Pain is an indicator that the athlete has exceeded the injured tissue’s capability to lengthen. Stretching too early during the rehabilitation of a muscle strain can reinjure the damaged tissue and set the athlete’s progress back. New collagen tissue can be torn from its attachment and restart the bleeding and swelling process.

Isometric muscle exercises can be safely performed early in the rehabilitation process because they are designed to contract a muscle without allowing any movement of the associated joints. One such exercise is to have the athlete lie on his/her back and flex his/her knees placing his/her feet on the ground.
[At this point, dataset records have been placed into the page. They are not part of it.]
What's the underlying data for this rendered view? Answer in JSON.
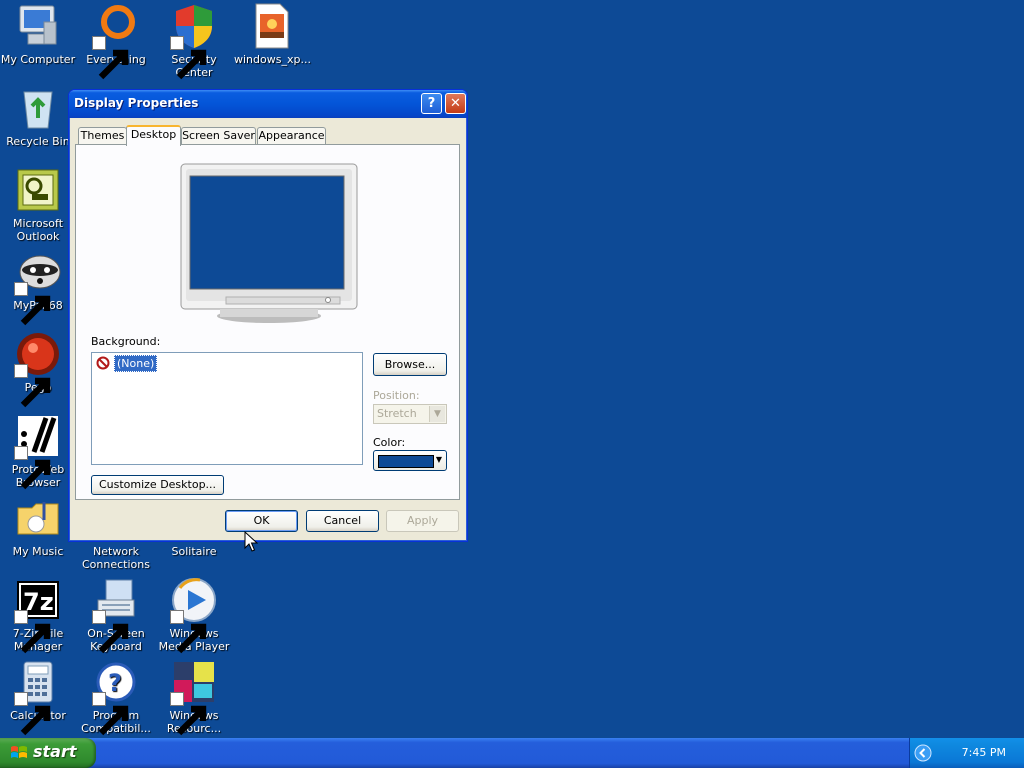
{
  "desktop": {
    "background_color": "#0d4a96",
    "icons": [
      {
        "label": "My Computer",
        "icon": "my-computer-icon",
        "shortcut": false
      },
      {
        "label": "Everything",
        "icon": "everything-search-icon",
        "shortcut": true
      },
      {
        "label": "Security Center",
        "icon": "security-center-shield-icon",
        "shortcut": true
      },
      {
        "label": "windows_xp...",
        "icon": "image-file-icon",
        "shortcut": false
      },
      {
        "label": "Recycle Bin",
        "icon": "recycle-bin-icon",
        "shortcut": false
      },
      {
        "label": "Microsoft Outlook",
        "icon": "outlook-icon",
        "shortcut": false
      },
      {
        "label": "MyPal 68",
        "icon": "mypal-raccoon-icon",
        "shortcut": true
      },
      {
        "label": "Pego",
        "icon": "pego-icon",
        "shortcut": true
      },
      {
        "label": "ProtoWeb Browser",
        "icon": "protoweb-icon",
        "shortcut": true
      },
      {
        "label": "My Music",
        "icon": "music-folder-icon",
        "shortcut": false
      },
      {
        "label": "Network Connections",
        "icon": "network-connections-icon",
        "shortcut": false
      },
      {
        "label": "Solitaire",
        "icon": "solitaire-icon",
        "shortcut": false
      },
      {
        "label": "7-Zip File Manager",
        "icon": "7zip-icon",
        "shortcut": true
      },
      {
        "label": "On-Screen Keyboard",
        "icon": "keyboard-icon",
        "shortcut": true
      },
      {
        "label": "Windows Media Player",
        "icon": "media-player-icon",
        "shortcut": true
      },
      {
        "label": "Calculator",
        "icon": "calculator-icon",
        "shortcut": true
      },
      {
        "label": "Program Compatibil...",
        "icon": "help-question-icon",
        "shortcut": true
      },
      {
        "label": "Windows Resourc...",
        "icon": "windows-resource-kit-icon",
        "shortcut": true
      }
    ]
  },
  "dialog": {
    "title": "Display Properties",
    "help_glyph": "?",
    "close_glyph": "✕",
    "tabs": [
      {
        "label": "Themes",
        "active": false
      },
      {
        "label": "Desktop",
        "active": true
      },
      {
        "label": "Screen Saver",
        "active": false
      },
      {
        "label": "Appearance",
        "active": false
      }
    ],
    "background_label": "Background:",
    "background_items": [
      {
        "label": "(None)",
        "selected": true
      }
    ],
    "browse_button": "Browse...",
    "position_label": "Position:",
    "position_value": "Stretch",
    "color_label": "Color:",
    "color_value": "#0d4a96",
    "customize_button": "Customize Desktop...",
    "ok_button": "OK",
    "cancel_button": "Cancel",
    "apply_button": "Apply"
  },
  "taskbar": {
    "start_label": "start",
    "clock": "7:45 PM"
  }
}
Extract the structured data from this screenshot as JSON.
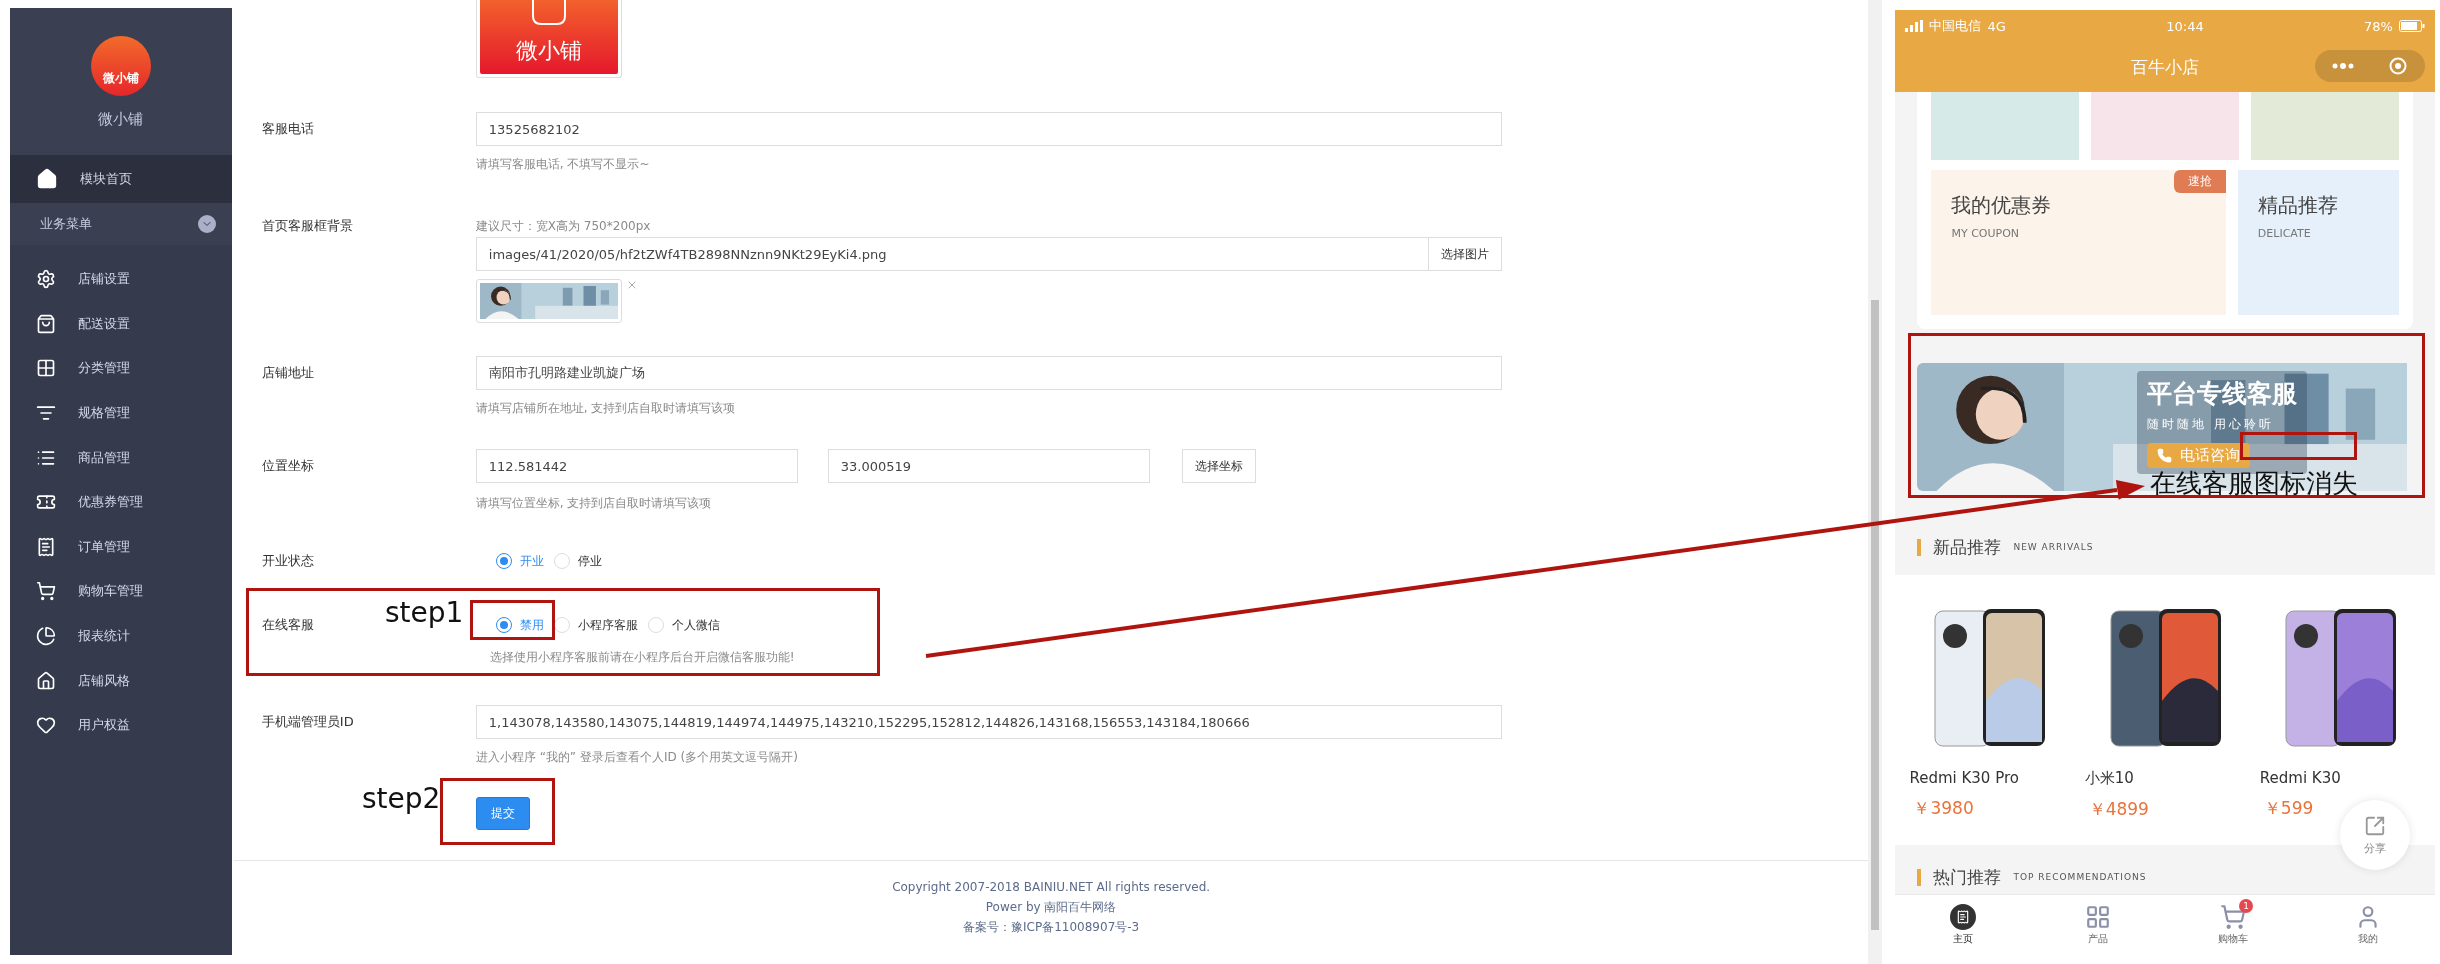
{
  "sidebar": {
    "logo_text": "微小铺",
    "brand": "微小铺",
    "home": {
      "label": "模块首页",
      "selected": true
    },
    "group": {
      "label": "业务菜单",
      "expanded": true
    },
    "items": [
      {
        "label": "店铺设置"
      },
      {
        "label": "配送设置"
      },
      {
        "label": "分类管理"
      },
      {
        "label": "规格管理"
      },
      {
        "label": "商品管理"
      },
      {
        "label": "优惠券管理"
      },
      {
        "label": "订单管理"
      },
      {
        "label": "购物车管理"
      },
      {
        "label": "报表统计"
      },
      {
        "label": "店铺风格"
      },
      {
        "label": "用户权益"
      }
    ]
  },
  "form": {
    "rows": [
      {
        "kind": "logo_image",
        "text": "微小铺"
      },
      {
        "kind": "input",
        "label": "客服电话",
        "value": "13525682102",
        "hint": "请填写客服电话, 不填写不显示~"
      },
      {
        "kind": "image_picker",
        "label": "首页客服框背景",
        "note": "建议尺寸：宽X高为 750*200px",
        "value": "images/41/2020/05/hf2tZWf4TB2898NNznn9NKt29EyKi4.png",
        "button": "选择图片"
      },
      {
        "kind": "input",
        "label": "店铺地址",
        "value": "南阳市孔明路建业凯旋广场",
        "hint": "请填写店铺所在地址, 支持到店自取时请填写该项"
      },
      {
        "kind": "coords",
        "label": "位置坐标",
        "values": [
          "112.581442",
          "33.000519"
        ],
        "button": "选择坐标",
        "hint": "请填写位置坐标, 支持到店自取时请填写该项"
      },
      {
        "kind": "radio",
        "label": "开业状态",
        "options": [
          {
            "label": "开业",
            "selected": true
          },
          {
            "label": "停业",
            "selected": false
          }
        ]
      },
      {
        "kind": "radio",
        "label": "在线客服",
        "options": [
          {
            "label": "禁用",
            "selected": true
          },
          {
            "label": "小程序客服",
            "selected": false
          },
          {
            "label": "个人微信",
            "selected": false
          }
        ],
        "hint": "选择使用小程序客服前请在小程序后台开启微信客服功能!"
      },
      {
        "kind": "input",
        "label": "手机端管理员ID",
        "value": "1,143078,143580,143075,144819,144974,144975,143210,152295,152812,144826,143168,156553,143184,180666",
        "hint": "进入小程序 “我的” 登录后查看个人ID (多个用英文逗号隔开)"
      }
    ],
    "submit": "提交"
  },
  "footer": [
    "Copyright 2007-2018 BAINIU.NET All rights reserved.",
    "Power by 南阳百牛网络",
    "备案号：豫ICP备11008907号-3"
  ],
  "annotations": [
    {
      "text": "step1"
    },
    {
      "text": "step2"
    },
    {
      "text": "在线客服图标消失"
    }
  ],
  "phone": {
    "status": {
      "carrier": "中国电信",
      "network": "4G",
      "time": "10:44",
      "battery": "78%"
    },
    "title": "百牛小店",
    "coupon": {
      "title": "我的优惠券",
      "subtitle": "MY COUPON",
      "badge": "速抢"
    },
    "featured": {
      "title": "精品推荐",
      "subtitle": "DELICATE"
    },
    "banner": {
      "title": "平台专线客服",
      "subtitle": "随时随地 用心聆听",
      "button": "电话咨询"
    },
    "new_arrivals": {
      "title": "新品推荐",
      "subtitle": "NEW ARRIVALS",
      "products": [
        {
          "name": "Redmi K30 Pro",
          "price": "￥3980"
        },
        {
          "name": "小米10",
          "price": "￥4899"
        },
        {
          "name": "Redmi K30",
          "price": "￥599"
        }
      ]
    },
    "share": "分享",
    "hot": {
      "title": "热门推荐",
      "subtitle": "TOP RECOMMENDATIONS"
    },
    "tabs": [
      {
        "label": "主页",
        "selected": true
      },
      {
        "label": "产品",
        "selected": false
      },
      {
        "label": "购物车",
        "selected": false,
        "badge": "1"
      },
      {
        "label": "我的",
        "selected": false
      }
    ]
  }
}
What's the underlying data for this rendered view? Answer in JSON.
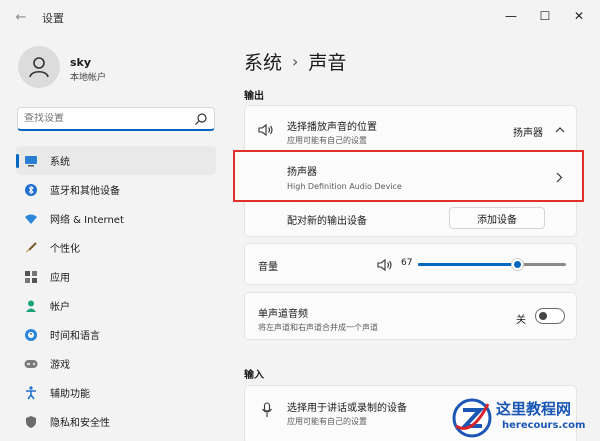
{
  "window": {
    "title": "设置",
    "back": "←",
    "min": "—",
    "max": "☐",
    "close": "✕"
  },
  "user": {
    "name": "sky",
    "type": "本地帐户"
  },
  "search": {
    "placeholder": "查找设置"
  },
  "nav": [
    {
      "label": "系统",
      "icon": "display-icon",
      "active": true
    },
    {
      "label": "蓝牙和其他设备",
      "icon": "bluetooth-icon"
    },
    {
      "label": "网络 & Internet",
      "icon": "wifi-icon"
    },
    {
      "label": "个性化",
      "icon": "brush-icon"
    },
    {
      "label": "应用",
      "icon": "apps-icon"
    },
    {
      "label": "帐户",
      "icon": "account-icon"
    },
    {
      "label": "时间和语言",
      "icon": "globe-clock-icon"
    },
    {
      "label": "游戏",
      "icon": "gamepad-icon"
    },
    {
      "label": "辅助功能",
      "icon": "accessibility-icon"
    },
    {
      "label": "隐私和安全性",
      "icon": "shield-icon"
    }
  ],
  "breadcrumb": {
    "parent": "系统",
    "sep": "›",
    "current": "声音"
  },
  "output": {
    "heading": "输出",
    "choose_title": "选择播放声音的位置",
    "choose_sub": "应用可能有自己的设置",
    "choose_value": "扬声器",
    "device_title": "扬声器",
    "device_sub": "High Definition Audio Device",
    "pair_label": "配对新的输出设备",
    "add_button": "添加设备"
  },
  "volume": {
    "label": "音量",
    "value": "67",
    "level": 0.67
  },
  "mono": {
    "title": "单声道音频",
    "sub": "将左声道和右声道合并成一个声道",
    "state": "关"
  },
  "input": {
    "heading": "输入",
    "choose_title": "选择用于讲话或录制的设备",
    "choose_sub": "应用可能有自己的设置"
  },
  "watermark": {
    "text": "这里教程网",
    "url": "herecours.com"
  },
  "colors": {
    "accent": "#0067c0",
    "highlight": "#e0302b"
  }
}
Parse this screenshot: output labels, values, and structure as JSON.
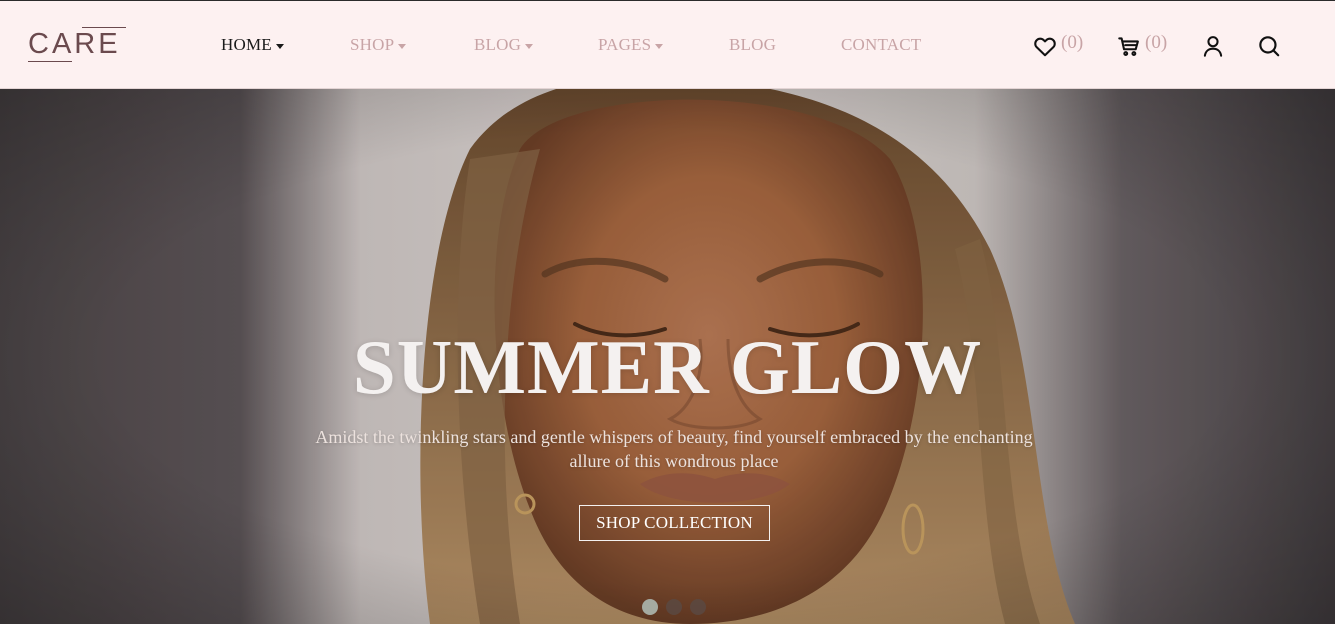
{
  "brand": {
    "logo_text": "CARE"
  },
  "nav": {
    "items": [
      {
        "label": "HOME",
        "has_dropdown": true,
        "active": true
      },
      {
        "label": "SHOP",
        "has_dropdown": true,
        "active": false
      },
      {
        "label": "BLOG",
        "has_dropdown": true,
        "active": false
      },
      {
        "label": "PAGES",
        "has_dropdown": true,
        "active": false
      },
      {
        "label": "BLOG",
        "has_dropdown": false,
        "active": false
      },
      {
        "label": "CONTACT",
        "has_dropdown": false,
        "active": false
      }
    ]
  },
  "header_actions": {
    "wishlist": {
      "icon": "heart-icon",
      "count": "(0)"
    },
    "cart": {
      "icon": "cart-icon",
      "count": "(0)"
    },
    "account": {
      "icon": "user-icon"
    },
    "search": {
      "icon": "search-icon"
    }
  },
  "hero": {
    "title": "SUMMER GLOW",
    "subtitle": "Amidst the twinkling stars and gentle whispers of beauty, find yourself embraced by the enchanting allure of this wondrous place",
    "cta_label": "SHOP COLLECTION",
    "slides": {
      "count": 3,
      "active_index": 0
    }
  },
  "colors": {
    "header_bg": "#fdf1f1",
    "nav_inactive": "#c8a4a6",
    "nav_active": "#1a1a1a",
    "logo": "#6b4a4e",
    "hero_text": "#f4f1f0"
  }
}
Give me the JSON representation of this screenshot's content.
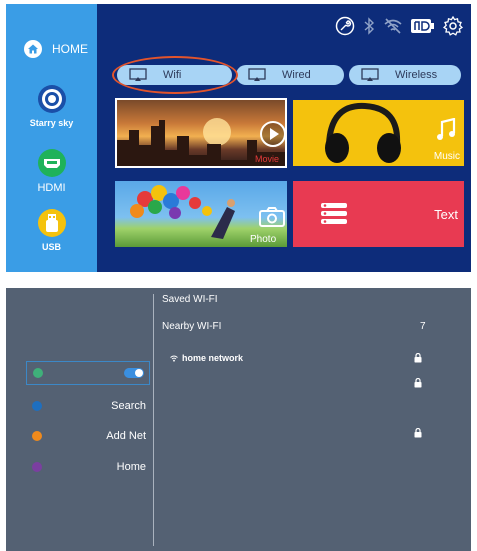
{
  "launcher": {
    "sidebar": {
      "home_label": "HOME",
      "items": [
        {
          "label": "Starry sky",
          "icon": "target-icon"
        },
        {
          "label": "HDMI",
          "icon": "hdmi-icon"
        },
        {
          "label": "USB",
          "icon": "usb-drive-icon"
        }
      ]
    },
    "status_icons": [
      "tools-icon",
      "bluetooth-icon",
      "wifi-off-icon",
      "battery-icon",
      "gear-icon"
    ],
    "cast_tabs": [
      {
        "label": "Wifi",
        "selected": true
      },
      {
        "label": "Wired"
      },
      {
        "label": "Wireless"
      }
    ],
    "tiles": [
      {
        "label": "Movie",
        "icon": "play-icon"
      },
      {
        "label": "Music",
        "icon": "music-note-icon"
      },
      {
        "label": "Photo",
        "icon": "camera-icon"
      },
      {
        "label": "Text",
        "icon": "text-lines-icon"
      }
    ],
    "colors": {
      "background": "#0d2c7a",
      "sidebar": "#3a9de6",
      "highlight_ring": "#e2542c",
      "music_tile": "#f4c20d",
      "text_tile": "#e83a52"
    }
  },
  "wifi_settings": {
    "menu": [
      {
        "label": "",
        "toggle_on": true,
        "dot_color": "#3fb07a"
      },
      {
        "label": "Search",
        "dot_color": "#1e6fc0"
      },
      {
        "label": "Add Net",
        "dot_color": "#f08a1c"
      },
      {
        "label": "Home",
        "dot_color": "#7b3fa0"
      }
    ],
    "saved_header": "Saved WI-FI",
    "nearby_header": "Nearby WI-FI",
    "nearby_count": "7",
    "networks": [
      {
        "name": "home network",
        "locked": true
      },
      {
        "name": "",
        "locked": true
      },
      {
        "name": "",
        "locked": true
      }
    ]
  }
}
The athlete then pushes his/her lower back against the ground while contracting all of the abdominal muscles at the same time. The athlete can hold the contraction for 10 seconds and repeat 10 times.

As the muscle continues to heal and the athlete’s range-of-motion improves, the athlete can progress to concentric muscle exercises for his/her core. Concentric muscle exercises are exercises in which the muscle contracts causing a shortening of the muscle and movement of the adjacent joints.

Movements to improve the strengths of all of the abdominal muscle groups should include the movements of trunk flexion, rotation, and lateral flexion (side bend). Each exercise should be done to target specific muscle groups.

Although once popular to strengthen the rectus abdominis, sit-ups are not the best exercise for strengthening the abdominals. An effective exercise is a modified crunch. The athlete lies on the floor with his/her knees bent and feet placed shoulder width apart. The athlete contracts his/her abdominals and then lifts his/her chin to the ceiling focusing on moving the chest off of the floor. It is a lift rather than a curl.

The internal and external obliques can be targeted by using the same exercise as above, but by adding a rotational component with each lift. The athlete can alternate rotations to the left and to the right with each modified crunch. This rotational component targets the diagonal fibers of the internal and external obliques.

Traditional core exercises can also be performed to strengthen the abdominal muscles. If available, core exercises can also be performed using a therapy ball or foam roll.


Recovery – Getting back to Sport

Once the athlete has pain-free full range-of-motion of his/her trunk (flexion, extension, rotation, and lateral flexion) and good strength, the athlete is ready to progress to sport specific functional exercises.  These exercises should include on a gradual progression of skills required in the athlete’s sport.

For example, a softball player should include both offensive and defensive skills specific to the athlete’s position. For example, a catcher should include drills specific to that position whereas an athlete who competes as a middle infielder should include drills fielding balls directly at the athlete as well as to either side.

Regardless of the defensive position, all ball players need to be able to swing a bat. Those returning from an abdominal strain should take extra care when beginning and progressing through hitting drills. The athlete should begin swinging drills at about an intensity of 50% while using a lighter bat than usual.

Once the athlete can perform bat swings at full speed without pain, the athlete can progress to hitting whiffle balls off of a tee or soft toss drills. Once the athlete can perform these drills comfortably and with confidence, the athlete can proceed to hit off of a machine.

Only when the athlete can comfortably perform all the basic skills of his/her sport without pain can the athlete progress to scrimmage situations. With time and confidence, the athlete will be ready to return to sports.


When Can I Return to Play? 

The athlete can return to sports when he/she has been released by his/her physician and is pain-free through all ranges-of-motion of the trunk with full strength. 



  • Anderson, M.K., Hall, S.J., & Martin, M. (2005). Foundations of Athletic Training: Prevention, Assessment, and Management. (3rd Ed.). Lippincott Williams & Wilkins: Philadelphia, PA.
  • Arnheim, D.D. & Prentice, W.E. (2000). Principles of Athletic Training. (10th Ed.). McGraw Hill: Boston, MA.